Bagging and Boosting

Even Data Mining has a democracy of sorts; even if the preferred method of voting does not guarantee one agent one vote.  Some agents are more equal than others.  Two such methods are Boosting and bagging.  They are ensemble methods designed to aggregate models in order to come up with more robust and accurate predictions or classifications.  They are referred to as ensemble methods because at the end of the process a set of classifiers will behave as one.

The two methods are very different in their approach.  In bagging each vote is equal while in boosting the voting weight is determined by the strength of the predictor.   They also differ on how the data is employed.  Bagging uses sub-samples while boosting does not.  Boosting is considered more accurate however it can also lead to over fitting in some datasets.  The trade off between the two methods is in accuracy (Boosting) verse stability (Bagging).  This makes intuitive sense, if you can correct assess the predictor’s strength giving it a heavier weight will yield superior results however, if the voting weights themselves are not stable then the model with deteriorate more quickly over time.  In general, the idea is, a weakness due to over fitting in one model will be overwhelmed by the other models while important relationships which is overwhelm in the full sample can contribute in the final model.  Below is a quick overview of bagging and booting methods.
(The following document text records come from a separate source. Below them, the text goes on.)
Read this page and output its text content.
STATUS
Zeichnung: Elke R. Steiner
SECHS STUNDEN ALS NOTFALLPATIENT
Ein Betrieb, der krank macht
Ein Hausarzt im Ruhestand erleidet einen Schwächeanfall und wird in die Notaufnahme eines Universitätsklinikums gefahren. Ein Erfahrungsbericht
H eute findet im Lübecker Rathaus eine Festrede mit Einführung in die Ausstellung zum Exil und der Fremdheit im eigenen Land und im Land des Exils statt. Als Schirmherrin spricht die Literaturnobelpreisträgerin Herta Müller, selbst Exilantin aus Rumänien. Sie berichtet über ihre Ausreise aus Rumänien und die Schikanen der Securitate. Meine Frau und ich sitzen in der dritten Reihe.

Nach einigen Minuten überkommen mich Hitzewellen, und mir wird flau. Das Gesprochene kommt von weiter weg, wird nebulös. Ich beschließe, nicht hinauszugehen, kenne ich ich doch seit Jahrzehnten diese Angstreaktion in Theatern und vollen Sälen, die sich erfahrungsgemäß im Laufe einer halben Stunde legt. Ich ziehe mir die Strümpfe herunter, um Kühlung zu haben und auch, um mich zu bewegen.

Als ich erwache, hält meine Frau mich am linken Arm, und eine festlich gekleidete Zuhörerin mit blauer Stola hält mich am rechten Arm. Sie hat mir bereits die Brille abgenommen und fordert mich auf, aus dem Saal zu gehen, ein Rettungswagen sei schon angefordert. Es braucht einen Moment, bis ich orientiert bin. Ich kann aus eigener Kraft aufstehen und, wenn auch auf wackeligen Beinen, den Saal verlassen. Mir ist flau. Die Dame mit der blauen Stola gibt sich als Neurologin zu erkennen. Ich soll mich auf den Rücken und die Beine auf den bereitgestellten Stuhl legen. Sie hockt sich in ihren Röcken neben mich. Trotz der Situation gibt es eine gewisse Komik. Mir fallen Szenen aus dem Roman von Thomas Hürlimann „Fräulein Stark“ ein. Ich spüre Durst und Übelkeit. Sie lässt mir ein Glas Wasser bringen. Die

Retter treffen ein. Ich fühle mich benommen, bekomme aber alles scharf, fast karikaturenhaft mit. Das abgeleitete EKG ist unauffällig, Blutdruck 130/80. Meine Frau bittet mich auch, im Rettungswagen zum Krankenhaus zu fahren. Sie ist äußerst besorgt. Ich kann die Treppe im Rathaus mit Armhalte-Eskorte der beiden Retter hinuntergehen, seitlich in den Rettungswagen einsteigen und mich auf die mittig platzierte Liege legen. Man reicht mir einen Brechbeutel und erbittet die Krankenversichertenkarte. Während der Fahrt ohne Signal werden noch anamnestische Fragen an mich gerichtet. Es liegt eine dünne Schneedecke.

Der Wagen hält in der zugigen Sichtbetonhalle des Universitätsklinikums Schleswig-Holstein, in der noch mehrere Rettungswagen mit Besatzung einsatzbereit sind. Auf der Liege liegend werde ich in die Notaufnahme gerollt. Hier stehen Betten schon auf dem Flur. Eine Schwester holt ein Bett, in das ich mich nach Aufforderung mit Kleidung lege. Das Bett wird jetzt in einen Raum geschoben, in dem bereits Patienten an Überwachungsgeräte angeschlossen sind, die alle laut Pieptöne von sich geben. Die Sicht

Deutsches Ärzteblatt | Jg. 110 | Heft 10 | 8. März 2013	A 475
Bagging:  First create n sub-samples from your training dataset.  Next build a separate model on each sub-sample.  Finally, to make a prediction run all n models and average the results.  Typically bagging employees the same data mining technique, such as trees or artificial neural networks, for each model, however, more traditional techniques such as logistic regressions or even a combination of techniques can be used.  Using a variety of techniques may allow for very complex relationships to be modeled and defend your model against an unseen weakness one technique may have for you particular problem.

Boosting:  Instead of dividing the data set into sub sample boosting repeatedly uses the same sample for all the models in an iterative process.  The process is iterative because the error rate of the first model is fed into the second model and so forth.  The error rate is used to focus the next model on the harder to classify sub-groups while spending less time on groups already correctly classified by a previous model.   In essence, the data is re-weighted each iteration based on the mis-classification rate from the previous iterations.  Boosting requires the same data mining technique is used for each model.  The most widely used boosting technique is AdaBoost M1.

The most used data mining technique that employs boosting is Boosted Trees (also known as TreeeNet from Salford systems).